Published Mar 24, 2026

In the epitome of striking while the iron is hot, former University of Florida running back and current 2012 Olympic silver medalist Jeff Demps wants to transition from the track to the NFL as early as this season.

Demps was a member of the 4x100-meter relay team at the 2012 London Olympic Games that won the silver medal. He also played football for the Florida Gators and gained 2,470 career rushing yards and scored 23 touchdowns.

Now that the London Games are in the past, Demps wants to play football. He wasn’t drafted after saying he wanted to pursue track full-time, so he’ll enter the NFL as an unrestricted free agent.

Demps will be able to meet with teams soon and will likely make a decision quickly to capitalize on as much preseason time as possible.

At 5'7" and 190 pounds, Demps would be somewhat of a tweener, size-wise, at running back in the NFL. That’s fine because the Tampa Bay Buccaneers, according to the Pewter Report, are interested in Demps’ services, but they see him as a slot receiver who could also play running back and use his speed in the return game.

Just how fast is Demps?

Demps has an official 100-meter time of 10.01 seconds. That equates to a goal-line to goal-line dash of epic speed. And that influx of speed to the Bucs will just make the wide receiver corps faster.

According to Pewter Report, new receiver Vincent Jackson runs the 40-yard dash in just under 4.5 seconds.
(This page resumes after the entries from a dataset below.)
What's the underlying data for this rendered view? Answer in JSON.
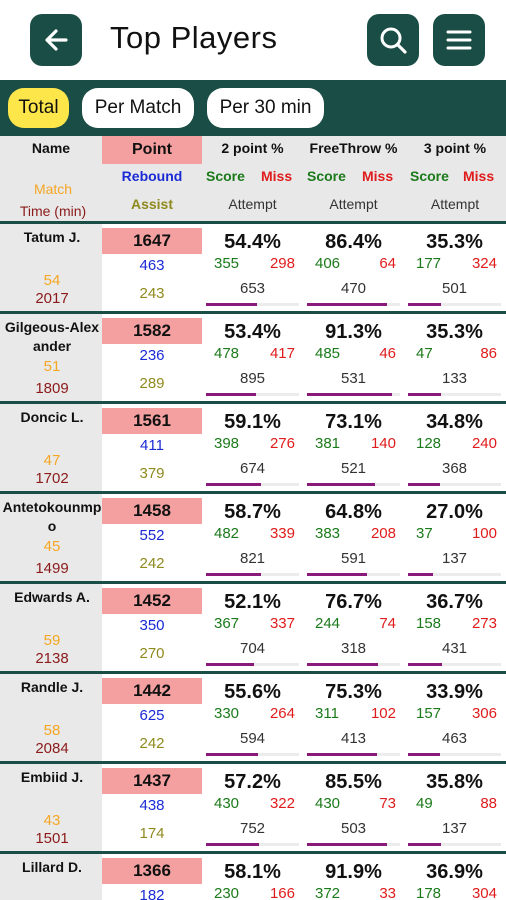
{
  "header": {
    "title": "Top Players",
    "back_icon": "arrow-left-icon",
    "search_icon": "search-icon",
    "menu_icon": "hamburger-menu-icon"
  },
  "tabs": [
    {
      "label": "Total",
      "active": true
    },
    {
      "label": "Per Match",
      "active": false
    },
    {
      "label": "Per 30 min",
      "active": false
    }
  ],
  "columns": {
    "name": "Name",
    "match": "Match",
    "time": "Time (min)",
    "point": "Point",
    "rebound": "Rebound",
    "assist": "Assist",
    "two_point": "2 point %",
    "free_throw": "FreeThrow %",
    "three_point": "3 point %",
    "score": "Score",
    "miss": "Miss",
    "attempt": "Attempt"
  },
  "colors": {
    "brand": "#1a4d45",
    "active_tab": "#fde64a",
    "point_bg": "#f5a0a0",
    "match": "#f5a623",
    "time": "#8b1a1a",
    "rebound": "#1a2bd6",
    "assist": "#8f8a1e",
    "score": "#1a7a1a",
    "miss": "#e01b1b",
    "progress": "#8a1a7a"
  },
  "players": [
    {
      "name": "Tatum J.",
      "match": "54",
      "time": "2017",
      "point": "1647",
      "rebound": "463",
      "assist": "243",
      "two": {
        "pct": "54.4%",
        "score": "355",
        "miss": "298",
        "attempt": "653",
        "bar": 0.544
      },
      "ft": {
        "pct": "86.4%",
        "score": "406",
        "miss": "64",
        "attempt": "470",
        "bar": 0.864
      },
      "three": {
        "pct": "35.3%",
        "score": "177",
        "miss": "324",
        "attempt": "501",
        "bar": 0.353
      }
    },
    {
      "name": "Gilgeous-Alexander",
      "match": "51",
      "time": "1809",
      "point": "1582",
      "rebound": "236",
      "assist": "289",
      "two": {
        "pct": "53.4%",
        "score": "478",
        "miss": "417",
        "attempt": "895",
        "bar": 0.534
      },
      "ft": {
        "pct": "91.3%",
        "score": "485",
        "miss": "46",
        "attempt": "531",
        "bar": 0.913
      },
      "three": {
        "pct": "35.3%",
        "score": "47",
        "miss": "86",
        "attempt": "133",
        "bar": 0.353
      }
    },
    {
      "name": "Doncic L.",
      "match": "47",
      "time": "1702",
      "point": "1561",
      "rebound": "411",
      "assist": "379",
      "two": {
        "pct": "59.1%",
        "score": "398",
        "miss": "276",
        "attempt": "674",
        "bar": 0.591
      },
      "ft": {
        "pct": "73.1%",
        "score": "381",
        "miss": "140",
        "attempt": "521",
        "bar": 0.731
      },
      "three": {
        "pct": "34.8%",
        "score": "128",
        "miss": "240",
        "attempt": "368",
        "bar": 0.348
      }
    },
    {
      "name": "Antetokounmpo",
      "match": "45",
      "time": "1499",
      "point": "1458",
      "rebound": "552",
      "assist": "242",
      "two": {
        "pct": "58.7%",
        "score": "482",
        "miss": "339",
        "attempt": "821",
        "bar": 0.587
      },
      "ft": {
        "pct": "64.8%",
        "score": "383",
        "miss": "208",
        "attempt": "591",
        "bar": 0.648
      },
      "three": {
        "pct": "27.0%",
        "score": "37",
        "miss": "100",
        "attempt": "137",
        "bar": 0.27
      }
    },
    {
      "name": "Edwards A.",
      "match": "59",
      "time": "2138",
      "point": "1452",
      "rebound": "350",
      "assist": "270",
      "two": {
        "pct": "52.1%",
        "score": "367",
        "miss": "337",
        "attempt": "704",
        "bar": 0.521
      },
      "ft": {
        "pct": "76.7%",
        "score": "244",
        "miss": "74",
        "attempt": "318",
        "bar": 0.767
      },
      "three": {
        "pct": "36.7%",
        "score": "158",
        "miss": "273",
        "attempt": "431",
        "bar": 0.367
      }
    },
    {
      "name": "Randle J.",
      "match": "58",
      "time": "2084",
      "point": "1442",
      "rebound": "625",
      "assist": "242",
      "two": {
        "pct": "55.6%",
        "score": "330",
        "miss": "264",
        "attempt": "594",
        "bar": 0.556
      },
      "ft": {
        "pct": "75.3%",
        "score": "311",
        "miss": "102",
        "attempt": "413",
        "bar": 0.753
      },
      "three": {
        "pct": "33.9%",
        "score": "157",
        "miss": "306",
        "attempt": "463",
        "bar": 0.339
      }
    },
    {
      "name": "Embiid J.",
      "match": "43",
      "time": "1501",
      "point": "1437",
      "rebound": "438",
      "assist": "174",
      "two": {
        "pct": "57.2%",
        "score": "430",
        "miss": "322",
        "attempt": "752",
        "bar": 0.572
      },
      "ft": {
        "pct": "85.5%",
        "score": "430",
        "miss": "73",
        "attempt": "503",
        "bar": 0.855
      },
      "three": {
        "pct": "35.8%",
        "score": "49",
        "miss": "88",
        "attempt": "137",
        "bar": 0.358
      }
    },
    {
      "name": "Lillard D.",
      "match": "",
      "time": "",
      "point": "1366",
      "rebound": "182",
      "assist": "",
      "two": {
        "pct": "58.1%",
        "score": "230",
        "miss": "166",
        "attempt": "",
        "bar": 0.581
      },
      "ft": {
        "pct": "91.9%",
        "score": "372",
        "miss": "33",
        "attempt": "",
        "bar": 0.919
      },
      "three": {
        "pct": "36.9%",
        "score": "178",
        "miss": "304",
        "attempt": "",
        "bar": 0.369
      }
    }
  ]
}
Tiquan Underwood clocked a 4.3 40-time. Demps would make this unit much, much faster, and in an NFL where speed rules, adding this kind of elusive speed would be attractive to just about anyone.

In case you’re wondering about how Demps can transition to receiver from running back, it’s not that much of a stretch. Demps caught 57 passes out of the backfield at Florida. His 481 yards tallied an average of 8.4 yards per catch. Using his speed in the slot will greatly increase that per catch average.

Speaking of the Florida Gators, adding Demps wouldn’t just be a football decision for the Bucs, said Pewter Report. Demps is a Florida native, and the Bucs could use the public relations boost of a home town kid with big-time, in-state college ties.

The Bucs see the value Demps brings from a football standpoint, as well as a public relations standpoint in appealing to the rabid Gators fan base in the Tampa Bay area. Tampa Bay used to have several Gators players on the team during the team’s rise in the late 1990s under head coach Tony Dungy, but there is not one former Florida player on the current training camp roster except for safety Ahmad Black, who was Tampa Bay's fifth-round draft pick in 2011.

If the Buccaneers do sign Demps, it will be fun to watch how new head coach Greg Schiano implements the speedster into his new system. However Demps is used, keep a close eye on him. Blink and you may miss something.